И точно: покончив с расстановкой обвиняемых «по местам», господин директор заявил, что подробности деятельности каждого слишком зловещи и представляют собой глубокую государственную тайну, разгласить которую не представляется возможным даже на закрытых заседаниях суда.

Когда же Никос в реплике с места отметил, что детального отчета что-то не было слышно, господин Ракинтис разгневался. Страдальчески морщась, он произнес речь о том, что государственные тайны страны и так слишком быстро перестают быть тайнами и здесь, на заседаниях военного суда, неуместно ускорять этот процесс.

На это Никос предложил господину директору огласить ту часть этих тайн, которая перестала быть секретной в результате деятельности обвиняемых, и господин Ракинтис заметил, что уж Белояннису-то эта часть хорошо известна.

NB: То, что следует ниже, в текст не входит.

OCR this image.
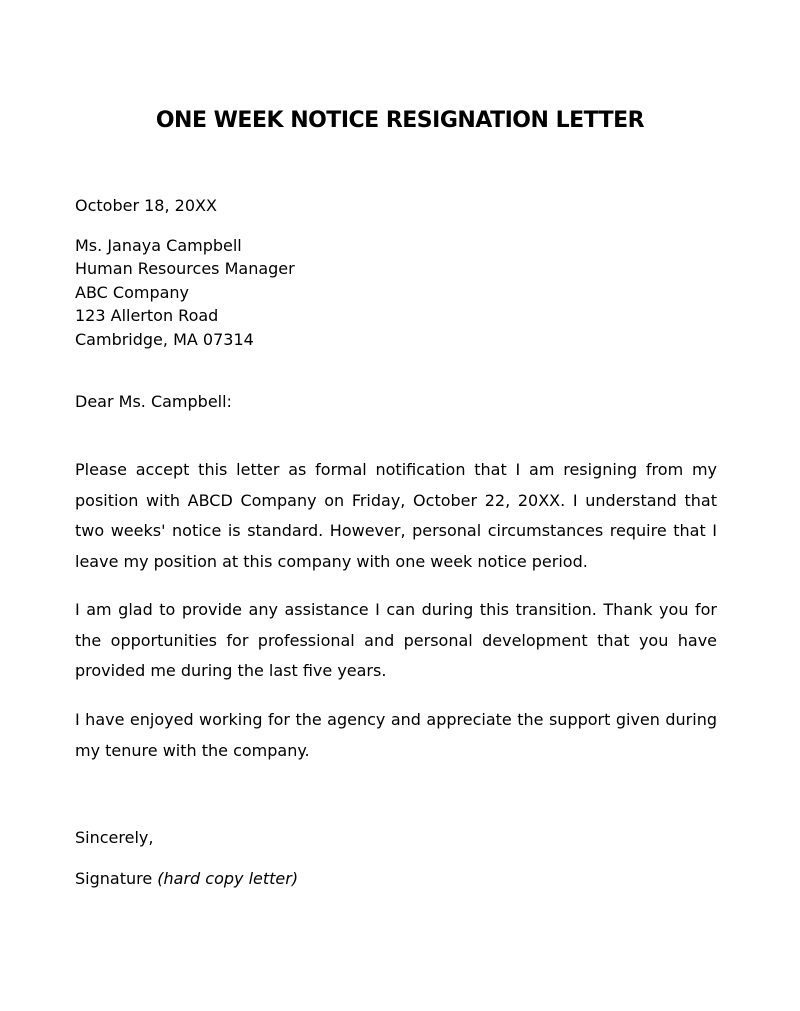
ONE WEEK NOTICE RESIGNATION LETTER
October 18, 20XX
Ms. Janaya Campbell
Human Resources Manager
ABC Company
123 Allerton Road
Cambridge, MA 07314
Dear Ms. Campbell:

Please accept this letter as formal notification that I am resigning from my position with ABCD Company on Friday, October 22, 20XX. I understand that two weeks' notice is standard. However, personal circumstances require that I leave my position at this company with one week notice period.

I am glad to provide any assistance I can during this transition. Thank you for the opportunities for professional and personal development that you have provided me during the last five years.

I have enjoyed working for the agency and appreciate the support given during my tenure with the company.

Sincerely,
Signature (hard copy letter)
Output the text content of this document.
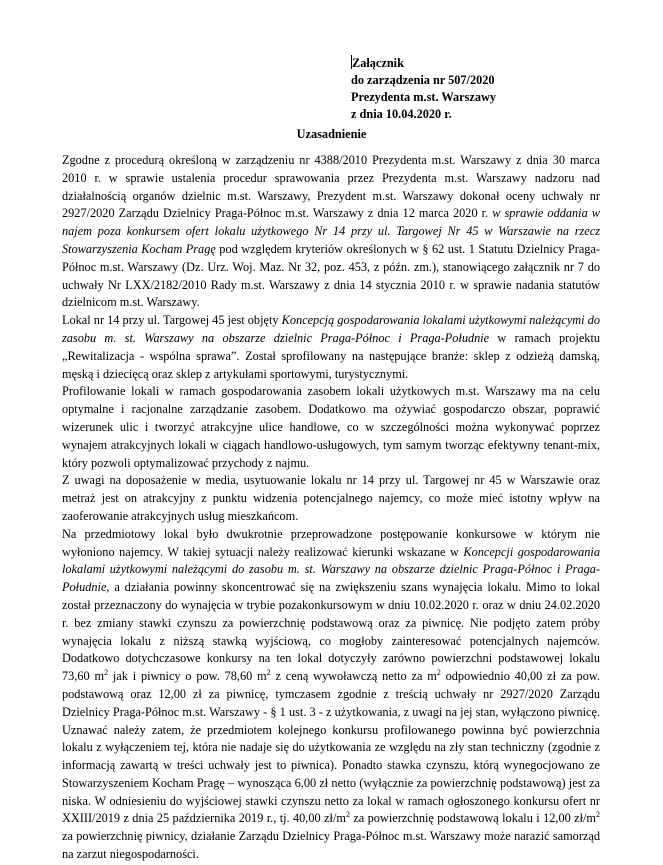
Załącznik
do zarządzenia nr 507/2020
Prezydenta m.st. Warszawy
z dnia 10.04.2020 r.
Uzasadnienie

Zgodne z procedurą określoną w zarządzeniu nr 4388/2010 Prezydenta m.st. Warszawy z dnia 30 marca 2010 r. w sprawie ustalenia procedur sprawowania przez Prezydenta m.st. Warszawy nadzoru nad działalnością organów dzielnic m.st. Warszawy, Prezydent m.st. Warszawy dokonał oceny uchwały nr 2927/2020 Zarządu Dzielnicy Praga-Północ m.st. Warszawy z dnia 12 marca 2020 r. w sprawie oddania w najem poza konkursem ofert lokalu użytkowego Nr 14 przy ul. Targowej Nr 45 w Warszawie na rzecz Stowarzyszenia Kocham Pragę pod względem kryteriów określonych w § 62 ust. 1 Statutu Dzielnicy Praga-Północ m.st. Warszawy (Dz. Urz. Woj. Maz. Nr 32, poz. 453, z późn. zm.), stanowiącego załącznik nr 7 do uchwały Nr LXX/2182/2010 Rady m.st. Warszawy z dnia 14 stycznia 2010 r. w sprawie nadania statutów dzielnicom m.st. Warszawy.

Lokal nr 14 przy ul. Targowej 45 jest objęty Koncepcją gospodarowania lokalami użytkowymi należącymi do zasobu m. st. Warszawy na obszarze dzielnic Praga-Północ i Praga-Południe w ramach projektu „Rewitalizacja - wspólna sprawa”. Został sprofilowany na następujące branże: sklep z odzieżą damską, męską i dziecięcą oraz sklep z artykułami sportowymi, turystycznymi.

Profilowanie lokali w ramach gospodarowania zasobem lokali użytkowych m.st. Warszawy ma na celu optymalne i racjonalne zarządzanie zasobem. Dodatkowo ma ożywiać gospodarczo obszar, poprawić wizerunek ulic i tworzyć atrakcyjne ulice handlowe, co w szczególności można wykonywać poprzez wynajem atrakcyjnych lokali w ciągach handlowo-usługowych, tym samym tworząc efektywny tenant-mix, który pozwoli optymalizować przychody z najmu.

Z uwagi na doposażenie w media, usytuowanie lokalu nr 14 przy ul. Targowej nr 45 w Warszawie oraz metraż jest on atrakcyjny z punktu widzenia potencjalnego najemcy, co może mieć istotny wpływ na zaoferowanie atrakcyjnych usług mieszkańcom.

Na przedmiotowy lokal było dwukrotnie przeprowadzone postępowanie konkursowe w którym nie wyłoniono najemcy. W takiej sytuacji należy realizować kierunki wskazane w Koncepcji gospodarowania lokalami użytkowymi należącymi do zasobu m. st. Warszawy na obszarze dzielnic Praga-Północ i Praga-Południe, a działania powinny skoncentrować się na zwiększeniu szans wynajęcia lokalu. Mimo to lokal został przeznaczony do wynajęcia w trybie pozakonkursowym w dniu 10.02.2020 r. oraz w dniu 24.02.2020 r. bez zmiany stawki czynszu za powierzchnię podstawową oraz za piwnicę. Nie podjęto zatem próby wynajęcia lokalu z niższą stawką wyjściową, co mogłoby zainteresować potencjalnych najemców. Dodatkowo dotychczasowe konkursy na ten lokal dotyczyły zarówno powierzchni podstawowej lokalu 73,60 $m^2$ jak i piwnicy o pow. 78,60 $m^2$ z ceną wywoławczą netto za $m^2$ odpowiednio 40,00 zł za pow. podstawową oraz 12,00 zł za piwnicę, tymczasem zgodnie z treścią uchwały nr 2927/2020 Zarządu Dzielnicy Praga-Północ m.st. Warszawy - § 1 ust. 3 - z użytkowania, z uwagi na jej stan, wyłączono piwnicę. Uznawać należy zatem, że przedmiotem kolejnego konkursu profilowanego powinna być powierzchnia lokalu z wyłączeniem tej, która nie nadaje się do użytkowania ze względu na zły stan techniczny (zgodnie z informacją zawartą w treści uchwały jest to piwnica). Ponadto stawka czynszu, którą wynegocjowano ze Stowarzyszeniem Kocham Pragę – wynosząca 6,00 zł netto (wyłącznie za powierzchnię podstawową) jest za niska. W odniesieniu do wyjściowej stawki czynszu netto za lokal w ramach ogłoszonego konkursu ofert nr XXIII/2019 z dnia 25 października 2019 r., tj. 40,00 $zł/m^2$ za powierzchnię podstawową lokalu i 12,00 $zł/m^2$ za powierzchnię piwnicy, działanie Zarządu Dzielnicy Praga-Północ m.st. Warszawy może narazić samorząd na zarzut niegospodarności.
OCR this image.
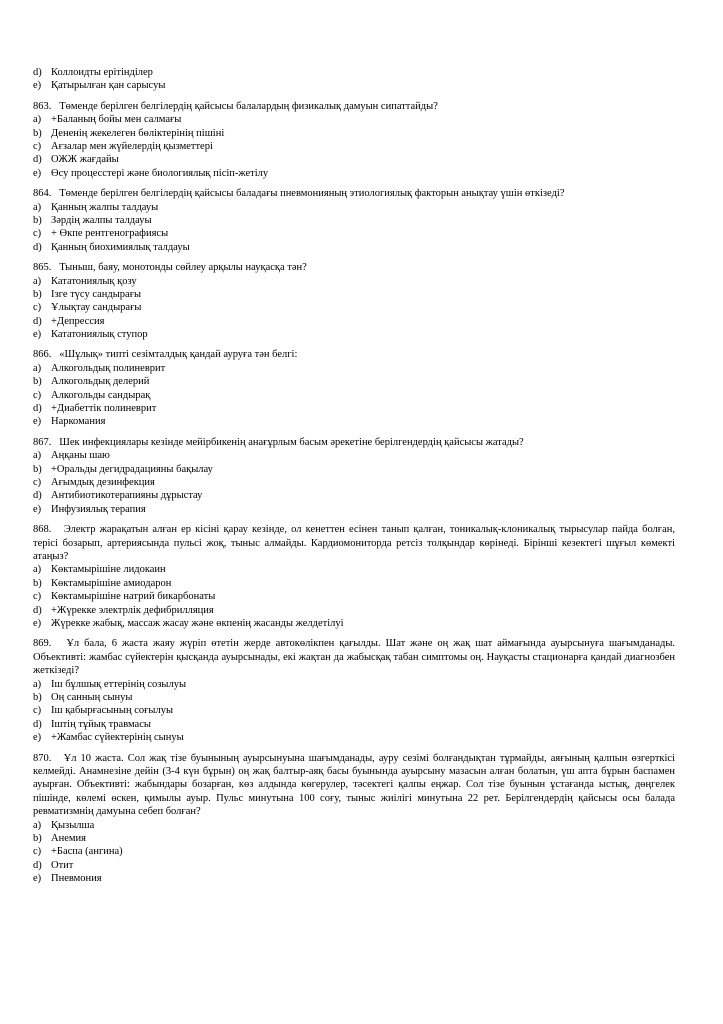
d) Коллоидты ерітінділер
e) Қатырылған қан сарысуы
863. Төменде берілген белгілердің қайсысы балалардың физикалық дамуын сипаттайды?
a) +Баланың бойы мен салмағы
b) Дененің жекелеген бөліктерінің пішіні
c) Ағзалар мен жүйелердің қызметтері
d) ОЖЖ жағдайы
e) Өсу процесстері және биологиялық пісіп-жетілу
864. Төменде берілген белгілердің қайсысы баладағы пневмонияның этиологиялық факторын анықтау үшін өткізеді?
a) Қанның жалпы талдауы
b) Зәрдің жалпы талдауы
c) + Өкпе рентгенографиясы
d) Қанның биохимиялық талдауы
865. Тыныш, баяу, монотонды сөйлеу арқылы науқасқа тән?
a) Кататониялық қозу
b) Ізге түсу сандырағы
c) Ұлықтау сандырағы
d) +Депрессия
e) Кататониялық ступор
866. «Шұлық» типті сезімталдық қандай ауруға тән белгі:
a) Алкогольдық полиневрит
b) Алкогольдық делерий
c) Алкогольды сандырақ
d) +Диабеттік полиневрит
e) Наркомания
867. Шек инфекциялары кезінде мейірбикенің анағұрлым басым әрекетіне берілгендердің қайсысы жатады?
a) Аңқаны шаю
b) +Оральды дегидрадацияны бақылау
c) Ағымдық дезинфекция
d) Антибиотикотерапияны дұрыстау
e) Инфузиялық терапия
868. Электр жарақатын алған ер кісіні қарау кезінде, ол кенеттен есінен танып қалған, тоникалық-клоникалық тырысулар пайда болған, терісі бозарып, артериясында пульсі жоқ, тыныс алмайды. Кардиомониторда ретсіз толқындар көрінеді. Бірінші кезектегі шұғыл көмекті атаңыз?
a) Көктамырішіне лидокаин
b) Көктамырішіне амиодарон
c) Көктамырішіне натрий бикарбонаты
d) +Жүрекке электрлік дефибрилляция
e) Жүрекке жабық, массаж жасау және өкпенің жасанды желдетілуі
869. Ұл бала, 6 жаста жаяу жүріп өтетін жерде автокөлікпен қағылды. Шат және оң жақ шат аймағында ауырсынуға шағымданады. Объективті: жамбас сүйектерін қысқанда ауырсынады, екі жақтан да жабысқақ табан симптомы оң. Науқасты стационарға қандай диагнозбен жеткізеді?
a) Іш бұлшық еттерінің созылуы
b) Оң санның сынуы
c) Іш қабырғасының соғылуы
d) Іштің тұйық травмасы
e) +Жамбас сүйектерінің сынуы
870. Ұл 10 жаста. Сол жақ тізе буынының ауырсынуына шағымданады, ауру сезімі болғандықтан тұрмайды, аяғының қалпын өзгерткісі келмейді. Анамнезіне дейін (3-4 күн бұрын) оң жақ балтыр-аяқ басы буынында ауырсыну мазасын алған болатын, үш апта бұрын баспамен ауырған. Объективті: жабындары бозарған, көз алдында көгерулер, тәсектегі қалпы еңжар. Сол тізе буынын ұстағанда ыстық, дөңгелек пішінде, көлемі өскен, қимылы ауыр. Пульс минутына 100 соғу, тыныс жиілігі минутына 22 рет. Берілгендердің қайсысы осы балада ревматизмнің дамуына себеп болған?
a) Қызылша
b) Анемия
c) +Баспа (ангина)
d) Отит
e) Пневмония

— У меня создалось впечатление, что господину свидетелю просто нечего больше сказать, — начал Никос, но полковник Симос, хлопнув рукой по столу, предложил ему воздержаться от изложения собственных мнений. С этим пришлось смириться, так как быть лишенным права задавать вопросы или вовсе выведенным из зала раньше срока Никос не хотел.

Затем выступил бригадный генерал Николопулос, начальник второго бюро Генштаба. Он изложил свои соображения по вопросу о том, почему Советский Союз заинтересован знать, какие оборонительные сооружения существуют в «свободных странах» и особенно в Греции. Группе Белоянниса, заявил генерал, было поручено также следить за передвижениями генерала Эйзенхауэра, который намеревался посетить Афины. Никаких подтверждений своих «рабочих гипотез» генерал Николопулос не привел. Впрочем, суд в них и не нуждался. Полковник Симос выслушал генерала почтительно и задал ему лишь один вопрос о роли Белоянниса в «группе двадцати девяти». Генерал Николопулос с важностью ответил, что эта роль была «главной и руководящей».

Начальник общей службы разведки г-н Ракидзис был первым, кто не выдержал натиска «чистой логики» Цукаласа. В отличие от первых двух свидетелей, которые согласно спели дуэтом военную и внутриполитическую версии процесса, не выходя за рамки чистой теории, г-н Ракидзис начал фактически обосновывать вину Белоянниса — и оказался припертым к стене.

ЦУКАЛАС. Когда вы установили, что информация, которая посылалась за границу, носила военный характер?

РАКИДЗИС. Уже два года назад.

ЦУКАЛАС. А точнее? До обнаружения шифра передач или после?

РАКИДЗИС. После.

(Еще бы! Весь мир уже успели оповестить о том, что найденный шифр позволил установить «военный характер информации».)

ЦУКАЛАС. Когда был найден шифр?

РАКИДЗИС. Четырнадцатого ноября тысяча девятьсот пятьдесят первого года.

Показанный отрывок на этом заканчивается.